Taking over a new program as a head coach always brings its share of challenges.
First-year coaches have to work with a group of players that with few exceptions they never recruited. They often must implement new styles of play and terminology, adjust their own philosophies to the talent on hand and win over the fan base. Oh, and they'd better win right away, too, or the criticism will start early.
The Big Ten has two new head coaches this season in Wisconsin's Gary Andersen and Purdue's Darrell Hazell. What are some of the specific challenges facing each man? Let's examine:
It's rare a new coach comes into a program that has been winning at a high level. After all, there's usually a reason why the team made a coaching change in the first place, and successful programs often look to promote one of "their guys" in a transition. So Andersen is an unusual case in that he's taking over a Badgers team that has won three straight Big Ten titles and gone to three straight Rose Bowls.
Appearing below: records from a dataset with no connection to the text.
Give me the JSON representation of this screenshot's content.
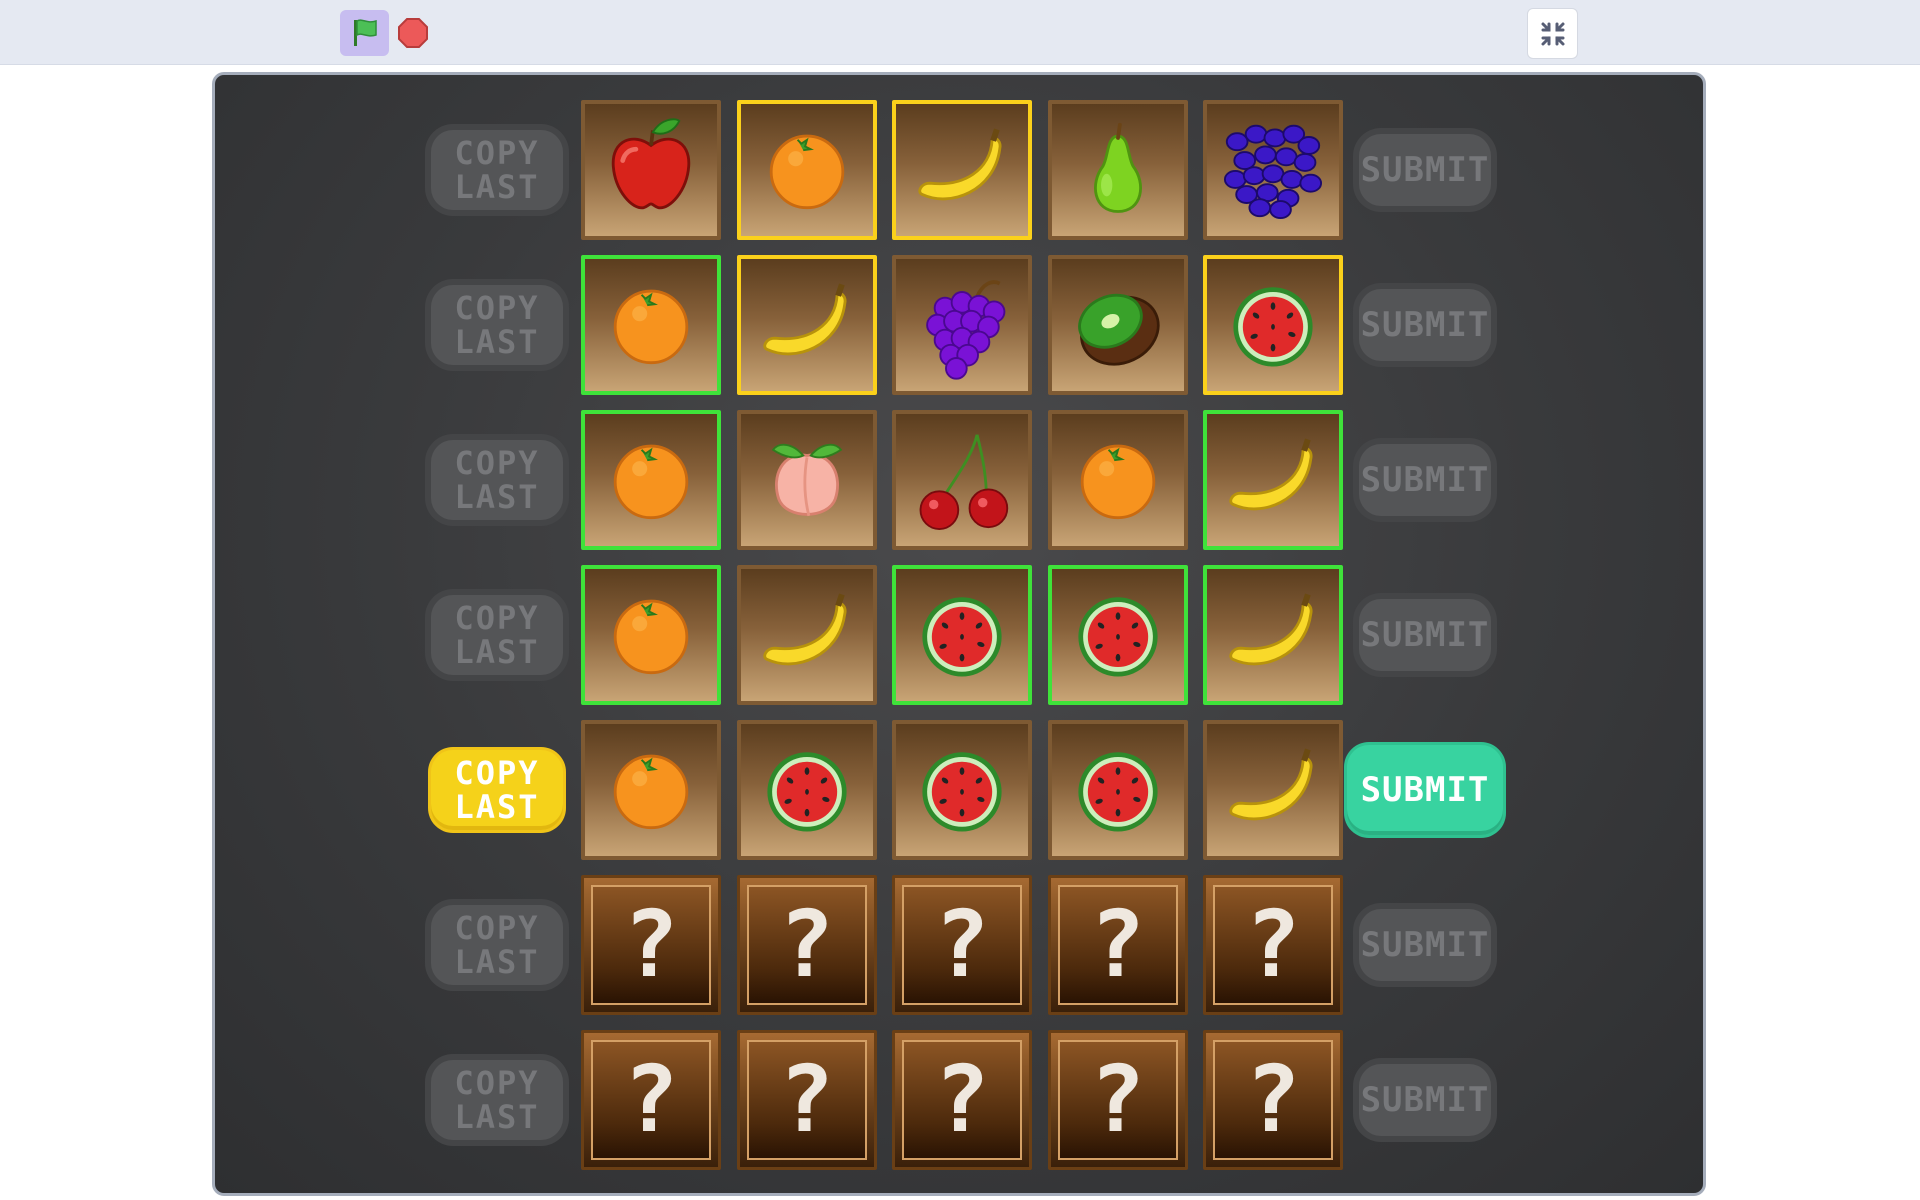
{
  "toolbar": {
    "green_flag_icon": "green-flag-icon",
    "stop_icon": "stop-sign-icon",
    "fullscreen_icon": "exit-fullscreen-icon"
  },
  "colors": {
    "stage_bg": "#3a3b3d",
    "copy_active": "#f5d21a",
    "submit_active": "#38d3a0",
    "tile_border_yellow": "#fbd11b",
    "tile_border_green": "#3fe23a",
    "inactive_button": "#545557"
  },
  "game": {
    "hidden_symbol": "?",
    "rows": [
      {
        "copy_label": "COPY\nLAST",
        "submit_label": "SUBMIT",
        "active": false,
        "cells": [
          {
            "fruit": "apple",
            "mark": "none"
          },
          {
            "fruit": "orange",
            "mark": "yellow"
          },
          {
            "fruit": "banana",
            "mark": "yellow"
          },
          {
            "fruit": "pear",
            "mark": "none"
          },
          {
            "fruit": "blueberries",
            "mark": "none"
          }
        ]
      },
      {
        "copy_label": "COPY\nLAST",
        "submit_label": "SUBMIT",
        "active": false,
        "cells": [
          {
            "fruit": "orange",
            "mark": "green"
          },
          {
            "fruit": "banana",
            "mark": "yellow"
          },
          {
            "fruit": "grapes",
            "mark": "none"
          },
          {
            "fruit": "kiwi",
            "mark": "none"
          },
          {
            "fruit": "watermelon",
            "mark": "yellow"
          }
        ]
      },
      {
        "copy_label": "COPY\nLAST",
        "submit_label": "SUBMIT",
        "active": false,
        "cells": [
          {
            "fruit": "orange",
            "mark": "green"
          },
          {
            "fruit": "peach",
            "mark": "none"
          },
          {
            "fruit": "cherries",
            "mark": "none"
          },
          {
            "fruit": "orange",
            "mark": "none"
          },
          {
            "fruit": "banana",
            "mark": "green"
          }
        ]
      },
      {
        "copy_label": "COPY\nLAST",
        "submit_label": "SUBMIT",
        "active": false,
        "cells": [
          {
            "fruit": "orange",
            "mark": "green"
          },
          {
            "fruit": "banana",
            "mark": "none"
          },
          {
            "fruit": "watermelon",
            "mark": "green"
          },
          {
            "fruit": "watermelon",
            "mark": "green"
          },
          {
            "fruit": "banana",
            "mark": "green"
          }
        ]
      },
      {
        "copy_label": "COPY\nLAST",
        "submit_label": "SUBMIT",
        "active": true,
        "cells": [
          {
            "fruit": "orange",
            "mark": "none"
          },
          {
            "fruit": "watermelon",
            "mark": "none"
          },
          {
            "fruit": "watermelon",
            "mark": "none"
          },
          {
            "fruit": "watermelon",
            "mark": "none"
          },
          {
            "fruit": "banana",
            "mark": "none"
          }
        ]
      },
      {
        "copy_label": "COPY\nLAST",
        "submit_label": "SUBMIT",
        "active": false,
        "cells": [
          {
            "fruit": "hidden",
            "mark": "none"
          },
          {
            "fruit": "hidden",
            "mark": "none"
          },
          {
            "fruit": "hidden",
            "mark": "none"
          },
          {
            "fruit": "hidden",
            "mark": "none"
          },
          {
            "fruit": "hidden",
            "mark": "none"
          }
        ]
      },
      {
        "copy_label": "COPY\nLAST",
        "submit_label": "SUBMIT",
        "active": false,
        "cells": [
          {
            "fruit": "hidden",
            "mark": "none"
          },
          {
            "fruit": "hidden",
            "mark": "none"
          },
          {
            "fruit": "hidden",
            "mark": "none"
          },
          {
            "fruit": "hidden",
            "mark": "none"
          },
          {
            "fruit": "hidden",
            "mark": "none"
          }
        ]
      }
    ]
  }
}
Yet athletic director Barry Alvarez went with someone who had no Wisconsin ties (or, really, much of any roots east of the Rockies) when he hired Andersen from Utah State to replace Bret Bielema.
You always have to worry about players who have won a lot under the old ways accepting a change and a new voice, but Andersen seemed to connect with the Wisconsin players quickly by earning their respect and trust. Badgers fans, many of whom disliked Bielema more than most outsiders could imagine, have also already embraced Andersen. Of course, if Wisconsin doesn't win early under Andersen, there will be a lot more people who start talking about the good old days. He will have to live up to Bielema's impressive record and the very large shadow of Alvarez, a Hall of Famer who's still revered by Badgers everywhere.
On a more micro level, Andersen and defensive coordinator Dave Aranda are switching to a 3-4 defense that will be unique to the Big Ten. That will require an adjustment. Wisconsin also has a close quarterback battle raging between Joel Stave and Curt Phillips that will be intensified when Tanner McEvoy -- an Andersen recruit -- arrives this summer. The offense needs to get better at the receiver position outside of Jared Abbrederis, and Andersen must maintain the tradition of outstanding offensive line play, even if his staff teaches blocking techniques differently than their predecessors.
Still, as far as first-year jobs go, this is a plum assignment, given Wisconsin's recent success and the talent on hand. Andersen's No. 1 challenge in 2013 may well be something outside of his immediate control: Ohio State.
There's one major difference between Hazell and Andersen: Hazell doesn't have to worry about living up to his predecessor's record. Danny Hope went just 22-27 in West Lafayette, and the vast majority of Boilermakers fans had soured on Hope by the time he was fired following last season's regular-season finale. Hazell was greeted with open arms by Purdue supporters if for no other reason than that he wasn't Danny Hope; he's also an impressive public speaker who can get a crowd fired up when he talks, unlike the often rambling Hope.
Hazell's challenges, then, are of a more practical sort. To put it simply, he needs to get the Boilers to perform better on the field. Though Purdue reached back-to-back bowl games the past two seasons, the team often wilted in spotlight games and showed a lack of mental grit and discipline at key moments. The offense lacked an identity at times, and the defense suffered from a linebacker unit that wasn't good enough for upper-echelon Big Ten standards.
Toughness is a word Hazell and new offensive coordinator John Shoop have used a lot in the offseason. Hazell's surprising Kent State team last season ran the ball with authority, and that's something he wants Purdue to adopt as well. The trouble is that the two quarterbacks who started last season -- Robert Marve and Caleb TerBush -- are both gone, and the lead tailback, Akeem Hunt, carried the ball just 42 times last year. The Boilers could end up going with a true freshman -- Danny Etling -- under center this season.
The 2013 schedule -- which includes nonconference games against Cincinnati and versus Notre Dame and Northern Illinois, plus crossover games against Nebraska and Michigan State -- is very demanding and will make it difficult for Purdue to get off to a strong start. And one of Hazell's big challenges is to build enthusiasm and excitement again among Boilermakers fans who stopped showing up at Ross-Ade Stadium last year. If the team loses five or six of its first seven games -- a distinct possibility -- then the rebuilding effort only becomes more difficult. It could also affect recruiting, which has never been particularly easy at Purdue.
Then again, no one said being a first-year head coach would be easy.